If we look at something as universal as the range of colours, 21 languages have distinct words for black, red and white only; eight have those colours plus green; then the sequence in which additional colours are brought into languages is yellow, with a further 18 languages, then blue (with six) and finally brown (with seven). As with colours, so with the rainbow. The Bassa people of Liberia see only two colours: ziza (red/orange/yellow) and hui (green/blue/purple) in their spectrum. The Shona of Zimbabwe see four: cipsuka (red/orange), cicena (yellow and yellow-green), citema (green-blue) and cipsuka again (the word also represents both the purple end of the spectrum). It is just Europeans and the Japanese who see seven colours: red, orange, yellow, green, blue, indigo and violet.

The colours of identity


Colours signify countries and cultures. Colours are used in the world of paints to communicate national identity:  Prussian Blue, Nile Green, Cambodian Yellow, Turkish Turquoise.

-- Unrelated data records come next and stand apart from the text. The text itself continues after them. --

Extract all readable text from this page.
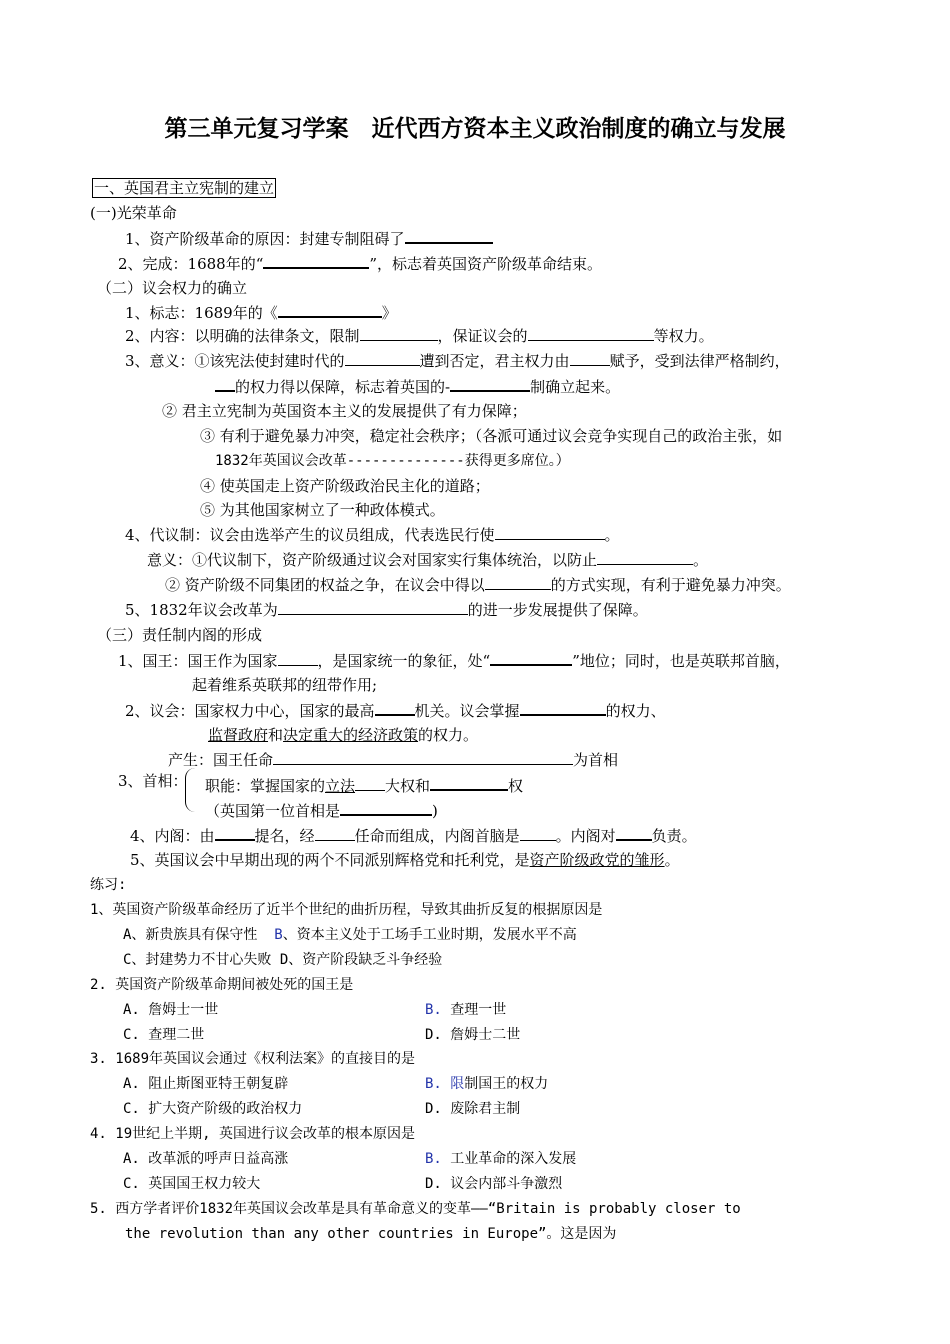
第三单元复习学案　近代西方资本主义政治制度的确立与发展
一、英国君主立宪制的建立
(一)光荣革命
1、资产阶级革命的原因：封建专制阻碍了
2、完成：1688年的“	”，标志着英国资产阶级革命结束。
（二）议会权力的确立
1、标志：1689年的《	》
2、内容：以明确的法律条文，限制	，保证议会的	等权力。
3、意义：①该宪法使封建时代的	遭到否定，君主权力由	赋予，受到法律严格制约，
的权力得以保障，标志着英国的-	制确立起来。
② 君主立宪制为英国资本主义的发展提供了有力保障；
③ 有利于避免暴力冲突，稳定社会秩序；（各派可通过议会竞争实现自己的政治主张，如
1832年英国议会改革--------------获得更多席位。）
④ 使英国走上资产阶级政治民主化的道路；
⑤ 为其他国家树立了一种政体模式。
4、代议制：议会由选举产生的议员组成，代表选民行使	。
意义：①代议制下，资产阶级通过议会对国家实行集体统治，以防止	。
② 资产阶级不同集团的权益之争，在议会中得以	的方式实现，有利于避免暴力冲突。
5、1832年议会改革为	的进一步发展提供了保障。
（三）责任制内阁的形成
1、国王：国王作为国家	，是国家统一的象征，处“	”地位；同时，也是英联邦首脑，
起着维系英联邦的纽带作用;
2、议会：国家权力中心，国家的最高	机关。议会掌握	的权力、
监督政府和决定重大的经济政策的权力。
产生：国王任命	为首相
3、首相： 职能：掌握国家的立法 大权和	权
（英国第一位首相是	)
4、内阁：由	提名，经	任命而组成，内阁首脑是 。内阁对 负责。
5、英国议会中早期出现的两个不同派别辉格党和托利党，是资产阶级政党的雏形。
练习:
1、英国资产阶级革命经历了近半个世纪的曲折历程，导致其曲折反复的根据原因是
A、新贵族具有保守性 B、资本主义处于工场手工业时期，发展水平不高
C、封建势力不甘心失败 D、资产阶段缺乏斗争经验
2. 英国资产阶级革命期间被处死的国王是
A. 詹姆士一世	B. 查理一世
C. 查理二世	D. 詹姆士二世
3. 1689年英国议会通过《权利法案》的直接目的是
A. 阻止斯图亚特王朝复辟	B. 限制国王的权力
C. 扩大资产阶级的政治权力	D. 废除君主制
4. 19世纪上半期, 英国进行议会改革的根本原因是
A. 改革派的呼声日益高涨	B. 工业革命的深入发展
C. 英国国王权力较大	D. 议会内部斗争激烈
5. 西方学者评价1832年英国议会改革是具有革命意义的变革——“Britain is probably closer to
the revolution than any other countries in Europe”。这是因为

We use colour to differentiate cultures through flags and maps.  We also have been using colour to differentiate political parties, e.g. in the Roman Byzantine Empire in the 6th century, religious and political differences were separated between the Greens and the Blues, lower classes vs the upper classes (and their different belief systems), respectively. Modern Thai politics are expressed through red vs yellow shirts; French ‘yellow jacket’ protesters in 2018 were called the Mouvement des Gilets Jaunes; to the red vs blue partisan divide of today’s American politics.  This American divide has started to effect brand purchasing behaviour in red and blue states.  At the time of writing, the old Red Russia is experiencing a similar brand ‘cancellation’ because of its war on Ukraine.

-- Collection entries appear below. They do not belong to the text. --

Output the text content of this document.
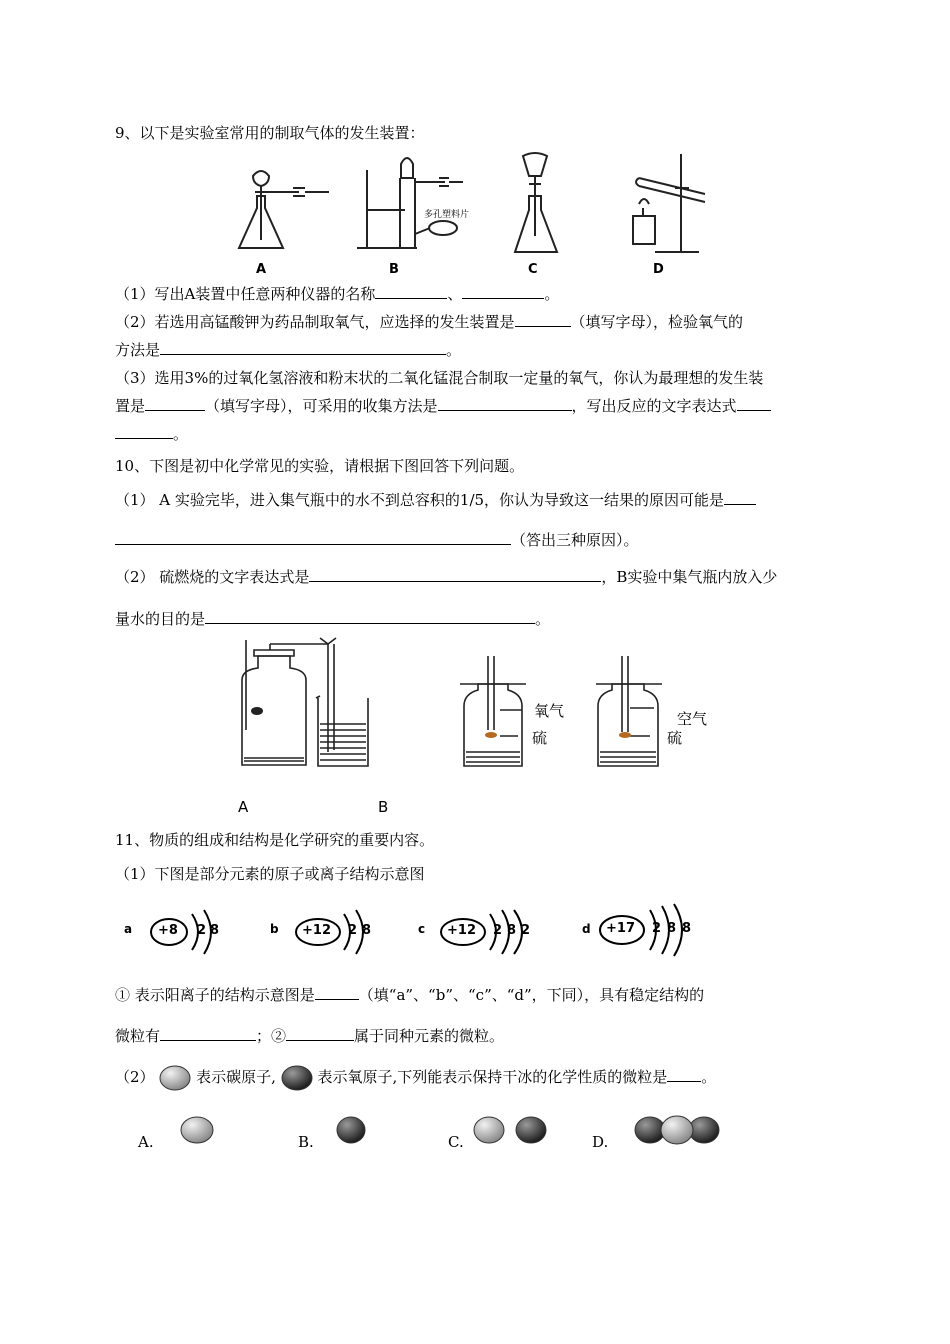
9、以下是实验室常用的制取气体的发生装置：
A	B	C	D
多孔塑料片
（1）写出A装置中任意两种仪器的名称	、	。
（2）若选用高锰酸钾为药品制取氧气，应选择的发生装置是	（填写字母），检验氧气的
方法是	。
（3）选用3%的过氧化氢溶液和粉末状的二氧化锰混合制取一定量的氧气，你认为最理想的发生装
置是	（填写字母），可采用的收集方法是	，写出反应的文字表达式
。
10、下图是初中化学常见的实验，请根据下图回答下列问题。
（1） A 实验完毕，进入集气瓶中的水不到总容积的1/5，你认为导致这一结果的原因可能是
（答出三种原因）。
（2） 硫燃烧的文字表达式是	，B实验中集气瓶内放入少
量水的目的是	。
氧气
硫
空气
硫
A	B
11、物质的组成和结构是化学研究的重要内容。
（1）下图是部分元素的原子或离子结构示意图
a +8 2 8	b +12 2 8	c +12 2 8 2	d +17 2 8 8
① 表示阳离子的结构示意图是	（填“a”、“b”、“c”、“d”，下同），具有稳定结构的
微粒有	；②	属于同种元素的微粒。
（2）	表示碳原子,	表示氧原子,下列能表示保持干冰的化学性质的微粒是 。
A.	B.	C.	D.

Soldiers’ uniforms have also reflected national status from the British Redcoats (Lobsters) to their opposite in the Napoleonic army blue ‘national uniform’, through to WW2 with the Italian blackshirts and the German brownshirts, to the Green berets.  Noting that recent studies have shown that red has a positive impact on males in sports; so, the British Empire might have had an accidental advance.  Although, there have been suggestions that red was adopted to hide blood, it’s more likely that it was a trend started by Tudor colours.  Also, in a service branding response, the British Navy of Nelson wore blue uniforms.

Colour branding of identity

In branding, this can become a convention for brands that are symbolic of the style of food and philosophy of eating in a country.

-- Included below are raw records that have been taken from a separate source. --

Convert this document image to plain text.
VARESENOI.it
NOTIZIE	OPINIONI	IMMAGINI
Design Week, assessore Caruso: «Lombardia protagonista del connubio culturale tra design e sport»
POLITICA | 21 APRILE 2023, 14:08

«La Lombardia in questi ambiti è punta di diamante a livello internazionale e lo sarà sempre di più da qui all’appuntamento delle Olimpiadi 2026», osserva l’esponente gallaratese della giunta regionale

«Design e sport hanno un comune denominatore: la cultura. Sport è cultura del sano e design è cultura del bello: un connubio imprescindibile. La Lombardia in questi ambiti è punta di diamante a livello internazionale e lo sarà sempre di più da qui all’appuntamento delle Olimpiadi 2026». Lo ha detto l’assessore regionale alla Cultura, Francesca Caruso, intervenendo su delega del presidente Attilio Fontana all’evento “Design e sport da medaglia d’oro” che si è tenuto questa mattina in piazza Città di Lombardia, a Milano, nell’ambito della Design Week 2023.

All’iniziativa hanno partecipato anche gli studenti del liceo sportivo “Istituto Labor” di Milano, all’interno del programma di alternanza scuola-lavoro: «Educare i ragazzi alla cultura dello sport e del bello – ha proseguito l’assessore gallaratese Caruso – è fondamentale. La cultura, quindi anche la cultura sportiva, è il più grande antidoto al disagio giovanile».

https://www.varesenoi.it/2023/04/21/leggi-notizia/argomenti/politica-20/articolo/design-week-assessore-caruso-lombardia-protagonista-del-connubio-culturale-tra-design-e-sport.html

Whereas, other brands try to identify as representatives of the values of the culture.

Brands with national colours



Colour can also be used as a context for connecting to a culture.  It is well known that red is popular in Chinese culture, symbolising luck, happiness, and joy. It is integral to celebrations and believed to ward off evil.  Many western brands have adopted the backdrop of red in their advertisements to attract this large market.



Colours can also communicate through format to different types of consumers.   A brown stubbie of beer has a place in blue-collar culture, as opposed to a long-necked clear bottle of beer doesn’t.  A dark green bottle of wine communicates a very different consumer group or occasion from a clear bottle of Rose.



Our colour choice in products is part of how we communicate our own socio-cultural identities.  We might have personal preference for colours but it is the meaning that we make sense of; we want this meaning to be congruent with what others know.  When we develop brands, we look for a deeper understanding of the cultural context of the brand and how this is perceived by the consumer.



Some colour questions to consider:

  1. What are the meaning-associations with colour in your culture?

  2. Is your brand in different cultural markets or does it aspire to be in different countries?

  3. Does your brand have consumers that are from different ethnicities in the one market?

  4. Is your brand’s colour linked to a cultural identity?  How?

  5. How is your brand’s identity different from its cultural frame?